I should have let Iannis die.

No

surely saving Iannis had been right, regardless of her feelings. Alisa would have been proud of his choice. Kiran tried to picture the brilliance of her smile, the fond warmth in her eyes...but saw only her bloodstreaked face, twisted in agony as Ruslan cut her life away.

He returned to the most basic of centering exercises, taking deep, slow breaths and counting each one. He couldn’t change Alisa’s fate. Yet if only he could anticipate Simon’s plan, he might still change his own.

CHAPTER EIGHTEEN

(Dev)

O
nce again, I found myself chewing my nails on the roof of the Silver Strike’s stables. Only this time, my jangled nerves were for Cara’s sake, not my own. The man laughing it up with her in her candlelit room wasn’t some lusty trader. It was Pello.

One evening’s work was all we’d needed to draw him straight to her. One evening, in which Cara held forth to gossiping traders in the Silver Strike’s common room that rumor had it wrong—I was the cause of all the convoy’s woes, not Pello. When curious listeners asked for her evidence, she’d shaken her head and muttered darkly that it wasn’t good for the health to repeat anything overheard from mages.

The lure of information wasn’t something a shadow man could resist. Sure enough, the next day Pello had sent Cara a message asking to meet. She’d played it like I asked, starting off willing but wary at a riverside tavern. She had let him buy her drinks and ply that smooth tongue of his in a series of convincing lies supporting his innocence, while she gradually softened but still refused to speak of Ruslan’s visit to the convoy.
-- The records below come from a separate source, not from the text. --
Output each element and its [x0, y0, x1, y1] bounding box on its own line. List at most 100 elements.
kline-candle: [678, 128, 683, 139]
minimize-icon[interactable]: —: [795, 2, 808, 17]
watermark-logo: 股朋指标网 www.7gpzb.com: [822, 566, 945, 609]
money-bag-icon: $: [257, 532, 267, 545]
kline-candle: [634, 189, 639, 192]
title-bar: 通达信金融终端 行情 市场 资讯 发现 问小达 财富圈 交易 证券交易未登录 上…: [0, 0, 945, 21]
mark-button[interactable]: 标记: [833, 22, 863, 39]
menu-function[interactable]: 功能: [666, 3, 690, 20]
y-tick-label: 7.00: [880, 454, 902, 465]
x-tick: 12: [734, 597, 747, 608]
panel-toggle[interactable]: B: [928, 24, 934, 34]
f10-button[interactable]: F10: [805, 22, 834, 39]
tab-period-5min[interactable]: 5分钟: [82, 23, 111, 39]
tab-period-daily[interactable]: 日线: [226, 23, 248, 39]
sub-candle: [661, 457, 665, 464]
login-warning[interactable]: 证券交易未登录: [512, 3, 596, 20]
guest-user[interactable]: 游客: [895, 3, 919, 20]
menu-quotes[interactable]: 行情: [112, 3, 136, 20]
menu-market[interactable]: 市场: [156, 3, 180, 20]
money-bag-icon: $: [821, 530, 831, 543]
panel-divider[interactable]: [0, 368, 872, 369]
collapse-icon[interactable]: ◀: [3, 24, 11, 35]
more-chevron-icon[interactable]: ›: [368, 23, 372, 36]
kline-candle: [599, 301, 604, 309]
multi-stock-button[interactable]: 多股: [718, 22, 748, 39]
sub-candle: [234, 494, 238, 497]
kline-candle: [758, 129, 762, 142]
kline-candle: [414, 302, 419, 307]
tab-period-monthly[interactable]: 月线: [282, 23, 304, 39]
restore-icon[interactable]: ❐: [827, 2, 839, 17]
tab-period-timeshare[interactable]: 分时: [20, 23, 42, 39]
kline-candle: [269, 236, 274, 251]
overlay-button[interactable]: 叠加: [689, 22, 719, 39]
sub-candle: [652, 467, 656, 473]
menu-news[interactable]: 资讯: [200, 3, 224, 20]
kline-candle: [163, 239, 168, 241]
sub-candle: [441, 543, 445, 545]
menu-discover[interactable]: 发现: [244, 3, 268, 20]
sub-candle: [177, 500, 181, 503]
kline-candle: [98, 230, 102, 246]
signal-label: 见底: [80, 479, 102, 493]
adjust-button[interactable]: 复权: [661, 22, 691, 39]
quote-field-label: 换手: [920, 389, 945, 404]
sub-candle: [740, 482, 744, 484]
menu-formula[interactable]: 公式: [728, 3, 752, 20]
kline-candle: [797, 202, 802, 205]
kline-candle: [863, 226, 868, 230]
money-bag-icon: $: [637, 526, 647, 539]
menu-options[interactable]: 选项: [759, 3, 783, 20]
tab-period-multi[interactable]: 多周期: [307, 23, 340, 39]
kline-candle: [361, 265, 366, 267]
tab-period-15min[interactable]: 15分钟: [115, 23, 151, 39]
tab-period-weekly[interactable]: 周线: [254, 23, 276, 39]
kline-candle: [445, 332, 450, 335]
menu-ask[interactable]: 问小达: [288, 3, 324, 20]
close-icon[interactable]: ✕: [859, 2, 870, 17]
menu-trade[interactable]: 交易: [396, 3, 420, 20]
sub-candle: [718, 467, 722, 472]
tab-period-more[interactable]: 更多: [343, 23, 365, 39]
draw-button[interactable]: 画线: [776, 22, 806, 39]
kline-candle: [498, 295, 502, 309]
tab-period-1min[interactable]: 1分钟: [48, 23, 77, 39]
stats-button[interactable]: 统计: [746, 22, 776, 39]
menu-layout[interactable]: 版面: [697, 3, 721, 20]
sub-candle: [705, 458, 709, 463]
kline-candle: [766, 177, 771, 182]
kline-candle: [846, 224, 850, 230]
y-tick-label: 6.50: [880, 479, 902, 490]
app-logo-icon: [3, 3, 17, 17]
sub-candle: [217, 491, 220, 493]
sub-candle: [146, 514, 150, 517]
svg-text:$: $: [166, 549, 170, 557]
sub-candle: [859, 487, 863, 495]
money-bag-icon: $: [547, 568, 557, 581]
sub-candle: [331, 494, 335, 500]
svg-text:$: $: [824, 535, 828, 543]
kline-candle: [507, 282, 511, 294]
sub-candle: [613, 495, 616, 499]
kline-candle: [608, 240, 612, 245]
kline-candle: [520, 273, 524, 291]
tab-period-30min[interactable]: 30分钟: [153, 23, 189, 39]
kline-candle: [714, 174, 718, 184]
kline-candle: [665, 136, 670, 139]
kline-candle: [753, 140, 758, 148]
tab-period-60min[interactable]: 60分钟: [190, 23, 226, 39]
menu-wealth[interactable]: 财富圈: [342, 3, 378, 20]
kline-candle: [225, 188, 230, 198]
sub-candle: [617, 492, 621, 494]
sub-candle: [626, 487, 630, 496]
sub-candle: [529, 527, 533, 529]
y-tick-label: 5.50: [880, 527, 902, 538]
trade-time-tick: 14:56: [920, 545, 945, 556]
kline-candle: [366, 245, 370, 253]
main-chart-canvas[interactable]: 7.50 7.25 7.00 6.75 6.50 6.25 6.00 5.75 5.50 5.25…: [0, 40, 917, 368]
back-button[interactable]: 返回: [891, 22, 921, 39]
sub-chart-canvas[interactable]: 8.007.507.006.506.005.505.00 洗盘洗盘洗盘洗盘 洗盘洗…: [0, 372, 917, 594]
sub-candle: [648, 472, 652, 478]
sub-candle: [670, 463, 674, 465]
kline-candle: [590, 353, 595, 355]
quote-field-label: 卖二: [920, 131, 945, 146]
He’d turned up the charm, asking if he might see her again. Tonight they’d begun with more drinks and talk in the Silver Strike common room—and now here he was, ripe for Cara to put the first part of our plan into action.

Cara’s quick wit and brash demeanor made her a natural at this kind of game, but I still didn’t like it. Her main protection was that Pello thought himself the hunter, with no inkling of any hidden motives on her part. A good cover, but I couldn’t shake the fear that he’d pick up on something we’d overlooked.

In the bedroom, Cara swaggered over to her pack and withdrew a sealed bottle of
hekavi
spirits. Pello made properly appreciative faces as she cracked the seal and poured out two cups of thick, honey-gold liquid.

I held my breath. Now came the part that knotted my stomach. If Pello detected even the slightest false note in Cara’s playacting...

They tapped cups and drank. Pello sipped, while Cara tossed hers back with abandon. She spluttered and broke out into red-faced coughs. Waving off a soliticious Pello, she crossed to the crooked table by the door, shoved the chair aside, and reached for the jug of water beside the empty washbasin. Missed her reach, and knocked the jug over. Water splashed in a gleaming arc to soak the oiled leather of Pello’s coat slung over the chair back, and spill onto the muddy-soled boots lying on the floor below.

Perfect.
Get it on both his coat and his boots, if you can,
I’d told her. The jug hadn’t contained pure water. I’d spent the last two days working out an updated form of the dye trick I’d used to track Kiran. I’d haunted herbalist shops and experimented with mixtures of plant extracts until I found one that wouldn’t stink or stain when applied to leather, yet remained concentrated and distinctive enough for a find-me charm to locate. The mixture wasn’t nearly so good a key as blood or hair—based on my experiments, the effect would be too weak outside of a half mile from the target for the charm to work, but that distance was more than enough for safe shadowing. I’d had an herbalist make me a nice big batch, so I’d have enough to key a find-me several times over. I could track Pello now for a solid day, if necessary.